Estaban los discípulos… con las puertas cerradas por miedo.

Domingo de Pentecostés – Ciclo A (Juan 20, 19 – 23)

Tras la pasión y muerte de Jesús los discípulos se encierran por miedo. El miedo venía ya de antes: ya después del prendimiento de Jesús en el huerto el evangelista Mateo dice “en aquel momento todos los discípulos le abandonaron y huyeron” (Mateo 26, 56) y posteriormente Pedro niega por tres veces a Jesús también por miedo. ¿Es reprobable ese miedo? No: es lógico. Era lógico tener miedo de que tras lo que le ocurre a Jesús pueda ocurrir lo mismo con ellos. El miedo es un sentimiento humano que todos, en mayor o menor medida, sentimos ante algo que nos pueda hacer sufrir.

El texto del evangelio de Juan que nos presenta la liturgia en este domingo de Pentecostés comienza hablando de uno de los efectos de dejarse llevar por el miedo: encerrarse. A veces, como en este caso, es un encerrarse físico, un esconderse; a veces es un encerrarse en sólo lo conocido o dominado, con pavor a lo desconocido o a lo que no controlamos; otras veces es encerrarse en sí mismos. El problema no es “tener” miedo, el problema es “dejarse dominar” por el miedo, decidir desde el miedo, hacer que el miedo condicione nuestra vida.

Uno de los efectos, no el menos importante, de la acción del Espíritu que los discípulos reciben en Pentecostés es la capacidad de sobreponerse al miedo, de no dejar que el miedo domine sus vidas. Salen del encierro en la casa a proclamar sin miedo que Jesús ha resucitado y que el Crucificado es el Salvador. El miedo pierde su fuerza incluso cuando hay persecución y amenazas: “¿No os habíamos ordenado formalmente no enseñar en ese Nombre?… Hay que obedecer a Dios antes que a los hombres” (Hechos 5, 28-29).

El Espíritu que recibimos en Pentecostés es un Espíritu que nos hace superar nuestros miedos, que les quita toda su fuerza paralizadora. Y, sinceramente, creo que en este Pentecostés 2023 puede ser una buena petición al Espíritu de Jesús que nos dé la fortaleza y la confianza para ir más allá de nuestros miedos, para no dejarnos vencer por ellos.

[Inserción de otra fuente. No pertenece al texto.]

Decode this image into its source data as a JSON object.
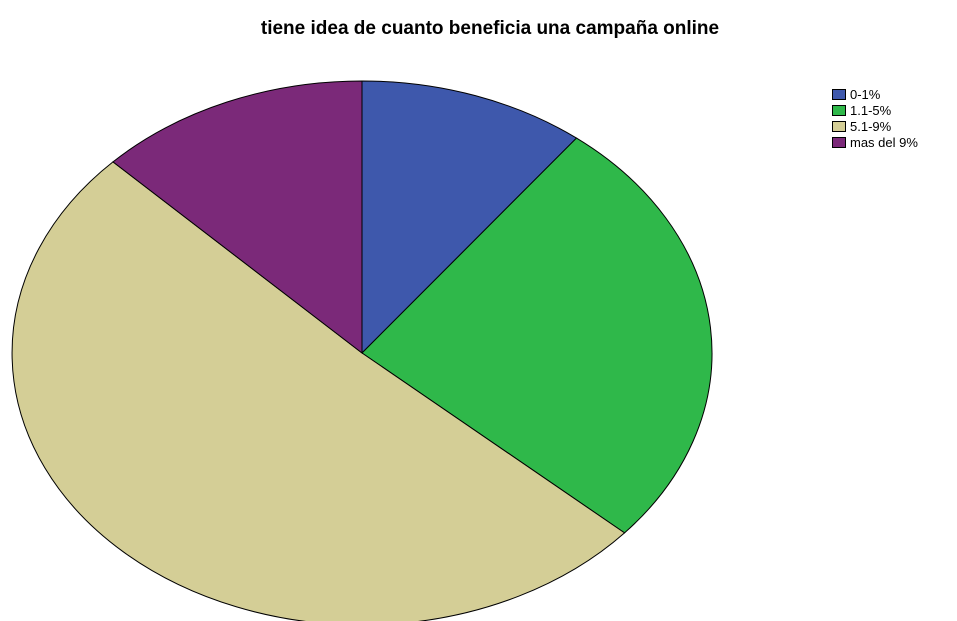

Hace poco escuchaba de una persona muy conocedora del mundo juvenil y de la pastoral vocacional que la gran dificultad de los jóvenes de hoy para comprometerse es el miedo a equivocarse: “y si me equivoco”. El miedo paraliza, hace ver fantasmas donde no los hay, agiganta las dificultades, nos empequeñece.

Personalmente, y también institucionalmente, hemos de pedir al Espíritu ser capaces de pasar por encima de nuestros miedos. ¡Cuánto daño ha hecho a la Iglesia y a la misión evangelizadora de la Iglesia el dejarse llevar por el miedo! Miedo al mundo, miedo a la ciencia, miedo a la cultura…: un miedo que nos hace ponernos a la defensiva y atacar o polemizar más que dialogar, amenazar más que anunciar, descalificar más que intentar entender, rechazar más que ayudar.